On ne répondit pas au maître d’équipage, mais on se mit à table.

Johnson, élevé à l’école du docteur, essaya d’être philosophe dans le danger, mais il n’y réussit guère ; ses plaisanteries lui restaient dans la gorge. D’ailleurs, les prisonniers commençaient à se sentir mal à leur aise ; l’air s’épaississait dans cette demeure hermétiquement fermée ; l’atmosphère ne pouvait se refaire à travers le tuyau des fourneaux qui tiraient mal, et il était facile de prévoir que, dans un temps fort limité, le feu viendrait à s’éteindre ; l’oxygène, absorbé par les poumons et le foyer, ferait bientôt place à l’acide carbonique, dont on connaît l’influence mortelle.

Hatteras s’aperçut le premier de ce nouveau danger ; il ne voulut point le cacher à ses compagnons.

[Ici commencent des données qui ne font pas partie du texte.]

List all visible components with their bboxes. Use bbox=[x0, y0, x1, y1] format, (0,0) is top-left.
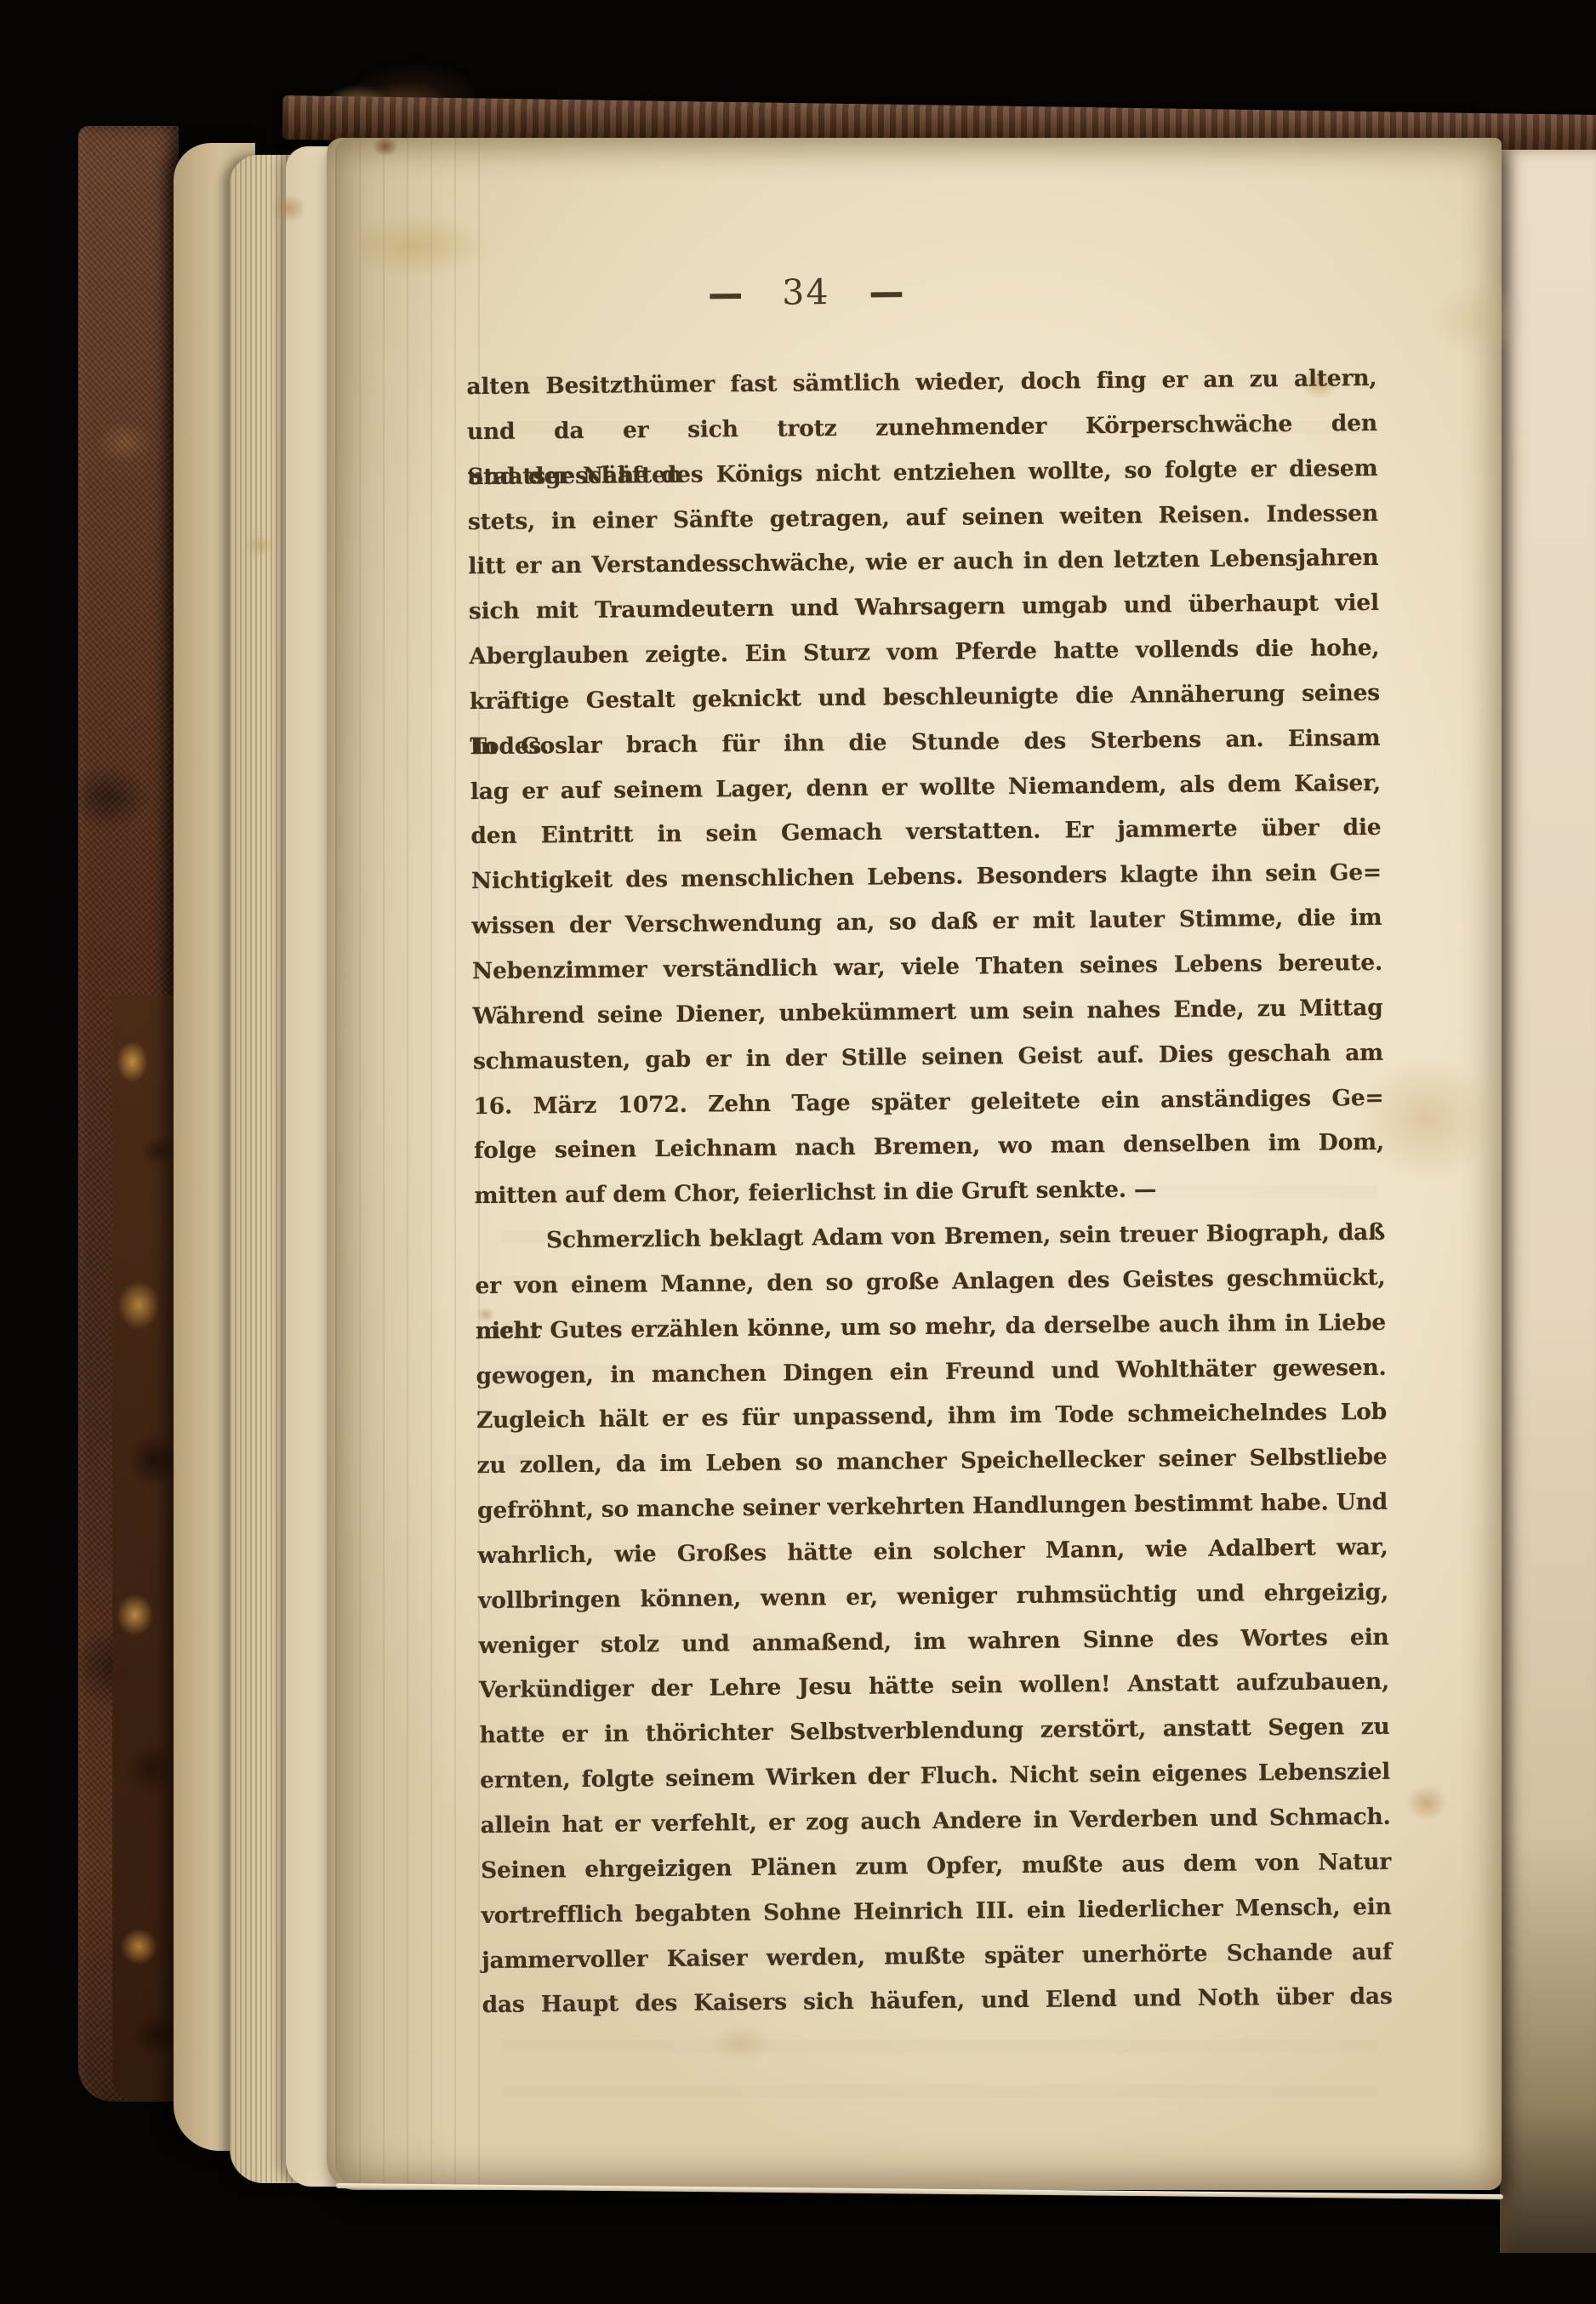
page-number: 34 bbox=[782, 271, 830, 313]
glue-stain bbox=[339, 214, 492, 277]
foxing-stain bbox=[711, 2023, 771, 2062]
gutter-creases bbox=[335, 138, 480, 2190]
text-line: vollbringen können, wenn er, weniger ruh… bbox=[478, 1571, 1388, 1624]
text-line: In Goslar brach für ihn die Stunde des S… bbox=[470, 716, 1380, 770]
page-header: — 34 — bbox=[465, 269, 1146, 317]
text-block: — 34 — alten Besitzthümer fast sämtlich … bbox=[465, 266, 1393, 2028]
text-line: vortrefflich begabten Sohne Heinrich III… bbox=[481, 1885, 1391, 1939]
text-line: schmausten, gab er in der Stille seinen … bbox=[473, 1031, 1383, 1085]
text-line: und der Nähe des Königs nicht entziehen … bbox=[467, 447, 1377, 500]
text-line: das Haupt des Kaisers sich häufen, und E… bbox=[482, 1975, 1392, 2028]
scanned-book-photo: — 34 — alten Besitzthümer fast sämtlich … bbox=[0, 0, 1596, 2304]
book-cover-spine bbox=[78, 126, 179, 2102]
foxing-stain bbox=[373, 136, 398, 157]
marbled-cover-wear bbox=[112, 995, 179, 2102]
foxing-stain bbox=[245, 534, 274, 556]
foxing-stain bbox=[1429, 281, 1531, 357]
text-line: mehr Gutes erzählen könne, um so mehr, d… bbox=[476, 1301, 1386, 1354]
text-line: Seinen ehrgeizigen Plänen zum Opfer, muß… bbox=[481, 1840, 1391, 1894]
text-lines: alten Besitzthümer fast sämtlich wieder,… bbox=[466, 356, 1393, 2028]
text-line: folge seinen Leichnam nach Bremen, wo ma… bbox=[474, 1121, 1384, 1174]
header-rule-right: — bbox=[869, 265, 904, 317]
adjacent-page-edge bbox=[1500, 150, 1596, 2253]
foxing-stain bbox=[1405, 1785, 1448, 1821]
text-line: und da er sich trotz zunehmender Körpers… bbox=[467, 402, 1377, 455]
text-line: Während seine Diener, unbekümmert um sei… bbox=[472, 986, 1382, 1040]
foxing-stain bbox=[271, 194, 306, 223]
header-rule-left: — bbox=[708, 267, 744, 318]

– Alors, il faut sortir à tout prix ! répondit Altamont.

– Oui ! reprit Hatteras ; mais attendons la nuit ; nous ferons un trou à la voûte, cela renouvellera notre provision d’air ; puis, l’un de nous prendra place à ce poste, et de là il fera feu sur les ours.

– C’est le seul parti à prendre, répliqua l’Américain.